Salgın nedeniyle kültür-sanat ve eğlence dünyasında yapılan kısıtlamalarla ilgili Ceylan Ertem, şu açıklamayı yaptı: "Şu an vokal pedalım ve bilgisayarım satılık... Satacak başka bir şeyim de yokmuş, bunu anladım. Duygu sömürüsü değil bunlar, gerçeklerden bahsediyoruz. 'Koskoca Ceylan Ertem kirada mı oturuyor?' diye şaşıranlar var. İstanbul'da ev alacak kadar kazanıyoruz sanıyorlar."
Güya müzik emekçilerine destek olunması adına bu açıklamayı yapmış Ertem... Sanatçı olduğun için ev sahibi olmak zorunda değilsin ancak "Vokal pedalım ve bilgisayarım satılık, başka bir şeyim yok" dediğinde duygu sömürüsü yapıyor olmazsın, komik hale düşersin! Bugüne dek sahne aldığın konserlerden, albüm ve dijital haklardan elde ettiklerin, kısacası kazandığın yüz binlerden sonra yaptığın açıklama, müzikte senin kadar tanınmadığı için dünyayı kazanmayan emekçilere yapılmış ayıp!
Kaptan tam bir maestro
Arda Turan, Galatasaray formasıyla çıktığı iki lig maçında yaptığı çalım ve top dağıtma stili ile bir kez daha maestro olduğunu gözler önüne serdi. Sahanın neresinde olursa olsun tüm takım arkadaşlarıyla konuşmalar yapan ve oyunu kurgulayan Turan, kaptanlık görevini en iyi şekilde yerine getiriyor. Turan'ın hem performans, hem de Galatasaray ruhu adına bu sezon büyük başarılara imza atacağı kesin...
Bi zahmet yol paranızı ödeyin!
Yeme-içme-eğlence hayatına özel mekanlar kazandıran Jüpiter Grup'un patronu Tayfun Topal, koronavirüs nedeniyle yapılan kısıtlamalar sonrası başlatılan 'Müziğe Ses Ver' paylaşımlarıyla ilgili yaptığı açıklamalarda durumu o kadar güzel özetlemiş ki... Günlerdir dediğimiz gibi taşın altına elini kimse koymuyor. Topal, "Selami Şahin'in bana bir gecelik maliyeti 80 bin lira. Çeşme'den Bodrum'a gelirken benzin parasını benden istiyor. Ee o da senden olsun" dedi. O kadar haklı ki Tayfun Topal... Böyle bir süreç yaşanırken, kendi ücretinizden feragat etmemişken bi zahmet de yol paranızı ödeyin, öyle değil mi?

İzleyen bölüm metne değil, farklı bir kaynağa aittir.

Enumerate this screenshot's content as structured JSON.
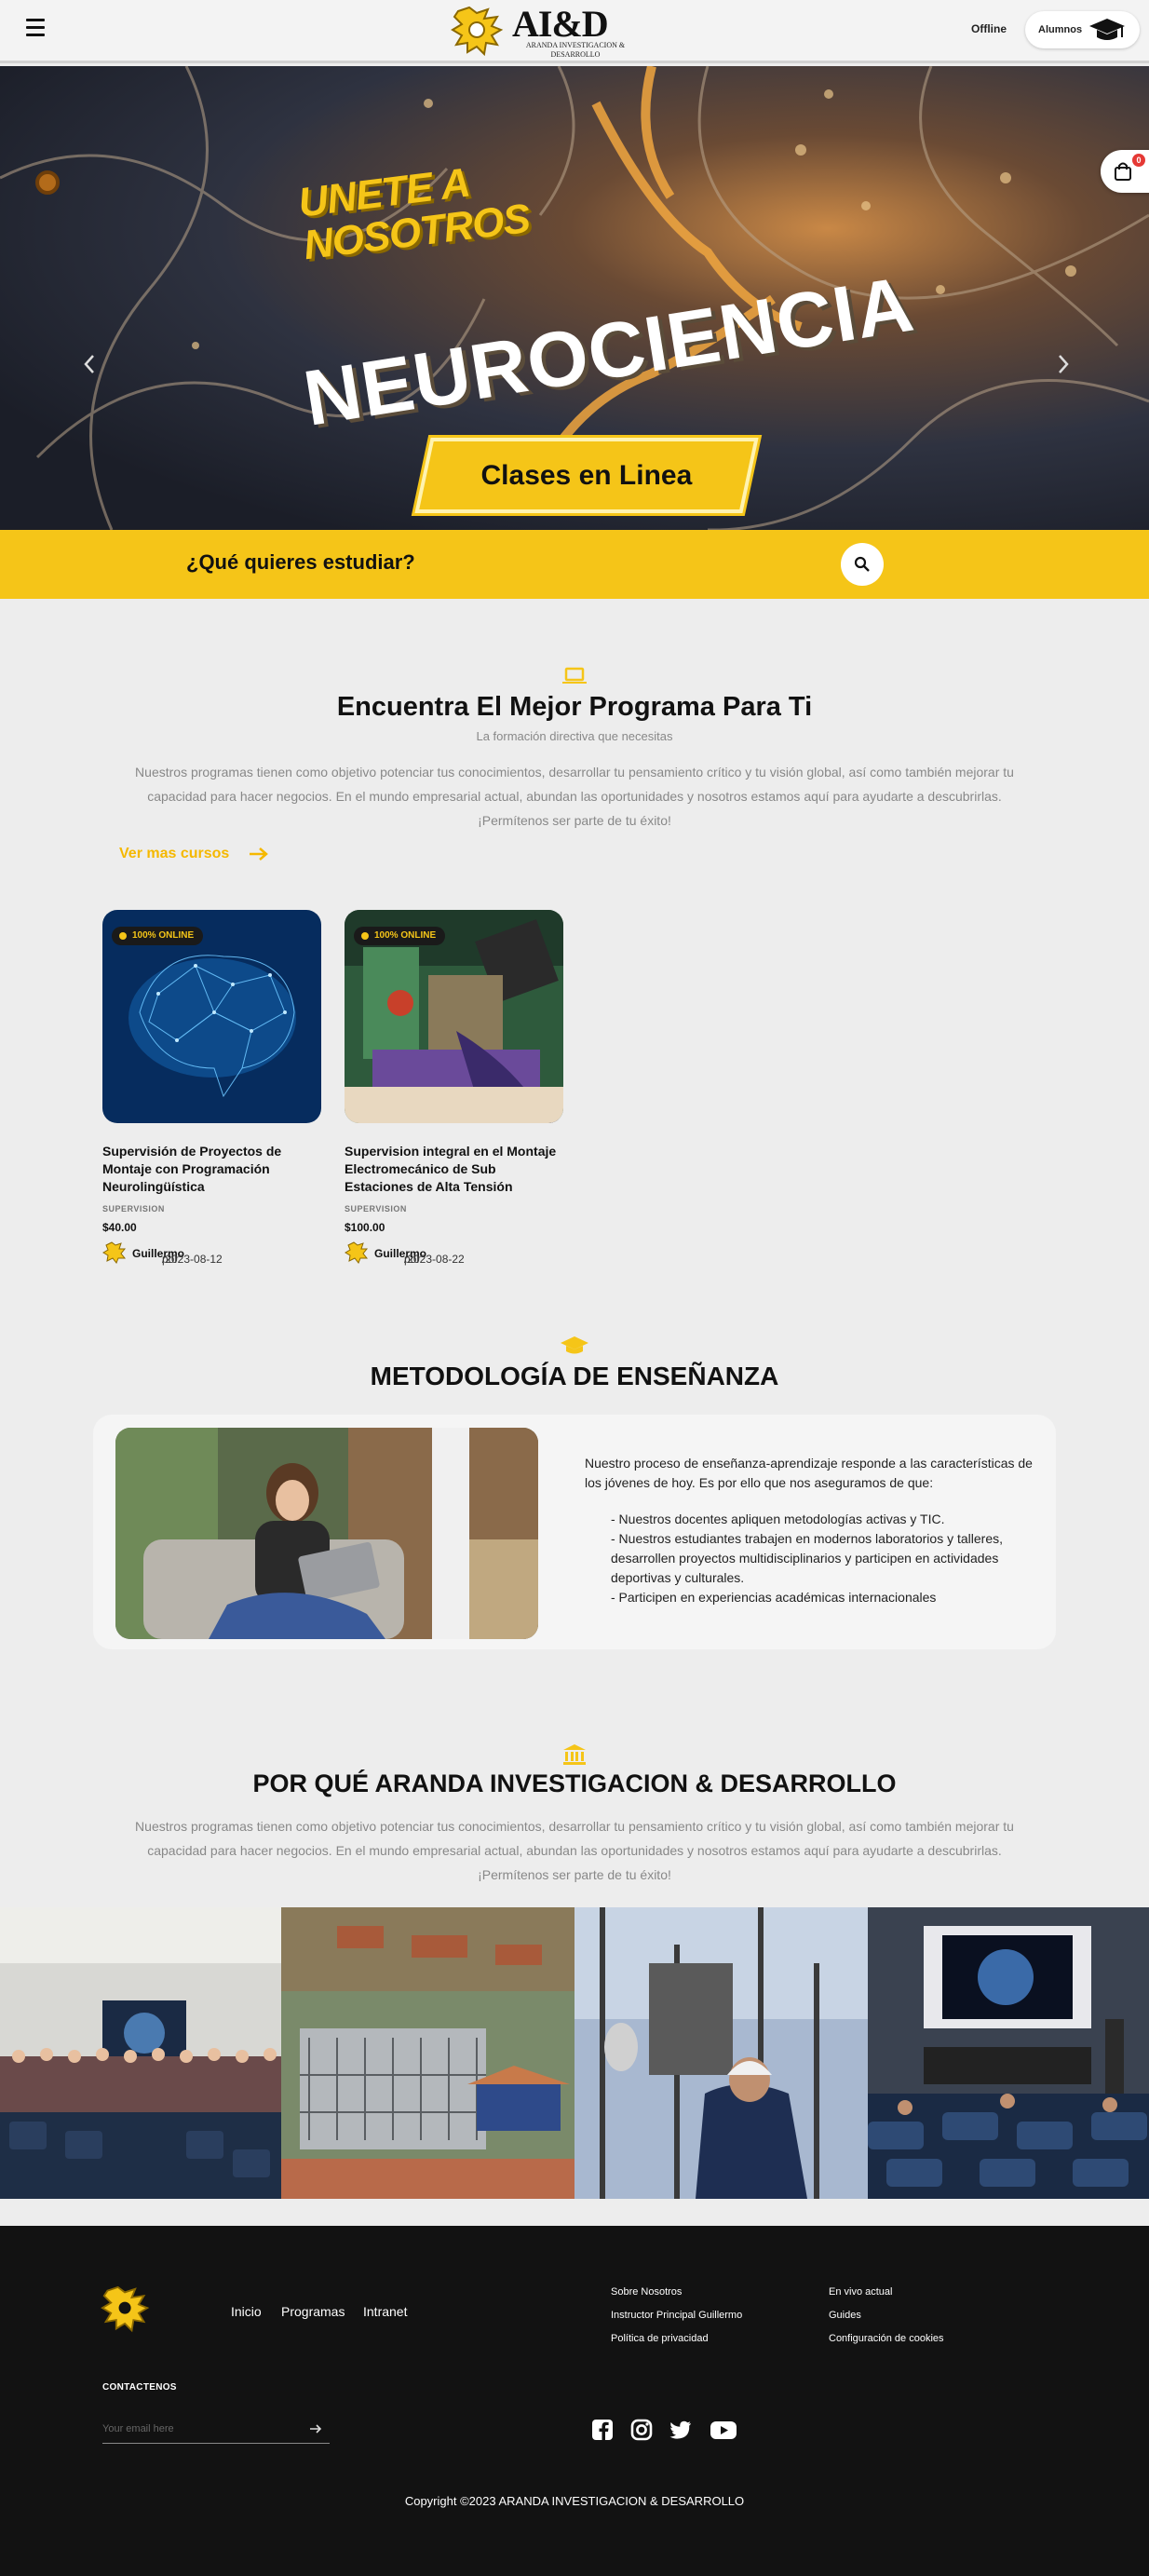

Çoruh muhalif olmayı yanlış anlamış!
Türk tiyatrosunun geleneği olan Kel Hasan Efendi'nin kavuğu, İstanbul Büyükşehir Belediyesi'nin organize ettiği törenle Rasim Öztekin tarafından Şevket Çoruh'a devredildi. Halbuki İsmail Dümbüllü, kavuğu Münir Özkul'a verirken "Sen, ille de birine devretmek zorunda değilsin. Devredeceğin kişi, Türk tiyatrosunu başka bir yere götürecek bir bayraktar olmalı. Halkın tanıdığı, sevdiği muhalif bir komik olmalı" demişti. Dümbüllü'nün vasiyetinde yer alan 'Muhalif' cümlesinden çıkan sonuç şu: Kavuk, belli kurum veya kuruluşlara bağlı olarak sahneye çıkan tiyatroculara devredilmesin. Zaten bu nedenle de, bugüne kadar Devlet Tiyatroları veya Şehir Tiyatroları'nda görev alan bir tiyatrocuya verilmedi. Ancak Şevket Çoruh, kavuk teslim törenini İBB çatısı altında yaparak kavuğu kurum ve kuruluş çatısı altında birleştirdi. İBB Başkanı Ekrem İmamoğlu da videolu mesaj göndererek Çoruh'u destekledi. Çoruh, muhalif olmayı yalnız hükümete muhaliflik sandığı için böyle bir olaya imza attı sanırım. Oysa Dümbüllü'nün bahsettiği, sanatçının İmamoğlu'na da muhalif olması gerekiyor.